Further, as the articles states:
"We have known for some time that the fossil record yields monster millipedes, supersized scorpions, colossal cockroaches, and jumbo dragonflies,"

Some more large animals from the past:

"Measuring 9 cm, the fossil cockroach dwarfs the modern American cockroach which averages 4.5 cm in length."
Image
http://www.abc.net.au/science/news/stories/s409585.htm
Scientists reckon they've found the biggest rodent ever, an animal like a guinea pig the size of a big cow.
http://news.bbc.co.uk/cbbcnews/hi/anima ... 121824.stm
The bones of the dromedary were unearthed by a Swiss-Syrian team of researchers near the village of El Kowm in the central part of the country.
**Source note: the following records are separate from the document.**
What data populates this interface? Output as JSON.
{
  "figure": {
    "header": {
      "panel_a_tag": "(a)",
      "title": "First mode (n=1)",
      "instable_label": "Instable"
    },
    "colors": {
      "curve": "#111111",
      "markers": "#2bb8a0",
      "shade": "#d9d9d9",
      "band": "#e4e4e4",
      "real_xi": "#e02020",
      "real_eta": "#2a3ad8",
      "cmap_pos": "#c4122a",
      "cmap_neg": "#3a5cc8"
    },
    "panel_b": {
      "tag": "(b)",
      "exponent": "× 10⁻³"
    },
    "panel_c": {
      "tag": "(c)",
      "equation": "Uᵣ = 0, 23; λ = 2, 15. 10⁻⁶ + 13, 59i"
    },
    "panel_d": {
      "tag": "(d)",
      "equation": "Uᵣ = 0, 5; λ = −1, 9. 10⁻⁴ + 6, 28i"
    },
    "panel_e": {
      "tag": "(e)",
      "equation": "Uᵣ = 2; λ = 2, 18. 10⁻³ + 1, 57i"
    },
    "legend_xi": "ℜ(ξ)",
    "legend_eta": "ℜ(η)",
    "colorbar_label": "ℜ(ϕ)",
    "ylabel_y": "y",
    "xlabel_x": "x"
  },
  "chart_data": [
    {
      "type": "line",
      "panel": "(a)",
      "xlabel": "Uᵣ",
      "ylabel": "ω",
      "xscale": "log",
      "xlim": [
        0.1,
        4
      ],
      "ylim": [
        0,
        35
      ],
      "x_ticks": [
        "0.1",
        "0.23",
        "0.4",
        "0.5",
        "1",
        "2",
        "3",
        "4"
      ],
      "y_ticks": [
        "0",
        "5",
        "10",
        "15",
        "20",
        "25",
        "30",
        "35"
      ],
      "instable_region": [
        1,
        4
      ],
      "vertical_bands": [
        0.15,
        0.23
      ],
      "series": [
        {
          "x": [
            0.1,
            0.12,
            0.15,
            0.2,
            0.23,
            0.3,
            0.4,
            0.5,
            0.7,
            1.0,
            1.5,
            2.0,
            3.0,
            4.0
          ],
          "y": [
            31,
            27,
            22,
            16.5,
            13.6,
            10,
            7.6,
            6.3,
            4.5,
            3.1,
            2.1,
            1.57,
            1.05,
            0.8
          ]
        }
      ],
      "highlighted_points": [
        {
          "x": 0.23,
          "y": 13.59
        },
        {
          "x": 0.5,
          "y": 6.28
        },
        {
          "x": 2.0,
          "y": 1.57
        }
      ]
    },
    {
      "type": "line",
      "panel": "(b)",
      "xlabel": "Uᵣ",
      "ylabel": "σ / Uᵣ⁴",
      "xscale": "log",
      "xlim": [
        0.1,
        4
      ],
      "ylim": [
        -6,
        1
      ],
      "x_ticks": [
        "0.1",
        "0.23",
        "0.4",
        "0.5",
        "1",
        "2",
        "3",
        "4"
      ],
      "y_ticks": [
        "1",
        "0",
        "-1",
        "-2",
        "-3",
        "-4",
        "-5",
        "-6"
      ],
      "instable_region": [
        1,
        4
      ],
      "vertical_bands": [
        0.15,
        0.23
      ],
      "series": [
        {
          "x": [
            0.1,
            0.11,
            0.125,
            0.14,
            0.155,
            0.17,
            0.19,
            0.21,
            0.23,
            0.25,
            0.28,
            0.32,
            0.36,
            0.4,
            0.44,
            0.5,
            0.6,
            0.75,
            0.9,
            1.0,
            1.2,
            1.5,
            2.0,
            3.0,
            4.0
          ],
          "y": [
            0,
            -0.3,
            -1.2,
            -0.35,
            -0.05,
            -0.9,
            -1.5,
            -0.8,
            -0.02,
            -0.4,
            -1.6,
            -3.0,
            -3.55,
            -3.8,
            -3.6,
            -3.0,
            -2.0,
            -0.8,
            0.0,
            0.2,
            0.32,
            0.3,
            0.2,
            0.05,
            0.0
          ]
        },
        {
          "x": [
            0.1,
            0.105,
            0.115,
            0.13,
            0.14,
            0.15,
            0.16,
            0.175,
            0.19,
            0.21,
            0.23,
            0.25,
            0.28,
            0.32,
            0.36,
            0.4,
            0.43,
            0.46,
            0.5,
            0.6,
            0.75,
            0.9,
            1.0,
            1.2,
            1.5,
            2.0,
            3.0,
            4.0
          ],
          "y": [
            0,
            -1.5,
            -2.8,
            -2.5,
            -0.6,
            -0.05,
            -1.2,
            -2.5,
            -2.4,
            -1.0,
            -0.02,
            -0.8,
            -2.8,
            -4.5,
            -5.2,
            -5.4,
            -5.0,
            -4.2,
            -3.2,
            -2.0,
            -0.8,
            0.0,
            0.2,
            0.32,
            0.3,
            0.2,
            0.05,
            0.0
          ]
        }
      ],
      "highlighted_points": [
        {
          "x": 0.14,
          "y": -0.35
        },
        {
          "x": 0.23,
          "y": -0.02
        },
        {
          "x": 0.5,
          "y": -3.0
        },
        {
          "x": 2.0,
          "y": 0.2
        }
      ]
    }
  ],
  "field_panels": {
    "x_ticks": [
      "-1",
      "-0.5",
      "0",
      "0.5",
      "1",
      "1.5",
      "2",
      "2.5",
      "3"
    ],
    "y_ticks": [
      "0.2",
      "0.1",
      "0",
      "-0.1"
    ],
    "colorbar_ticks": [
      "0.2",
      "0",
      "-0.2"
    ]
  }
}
The animal is thought to have been double the size of a modern-day camel.
http://news.bbc.co.uk/2/hi/science/nature/6035113.stm
From fossil evidence, we know that a great variety of truly large animals once existed, with no corner of the globe lacking in examples. In particular, many huge mammals existed during the last ice age, some of them 10 times the size of their surviving relatives that we are familiar with today. For example, the Pleistocene giant beaver is estimated to have weighed 700 pounds, while its modern cousin is not known to attain more than 70 pounds in weight.
http://www.newanimal.org/giant-animals.htm
There are times when some large animals gained a reproductive advantage by growing to great size, but some of the biggest animals EVER exist today.
Yes, the biggest animals exist now in the water, but not on land. And the FM provides an explanation for this.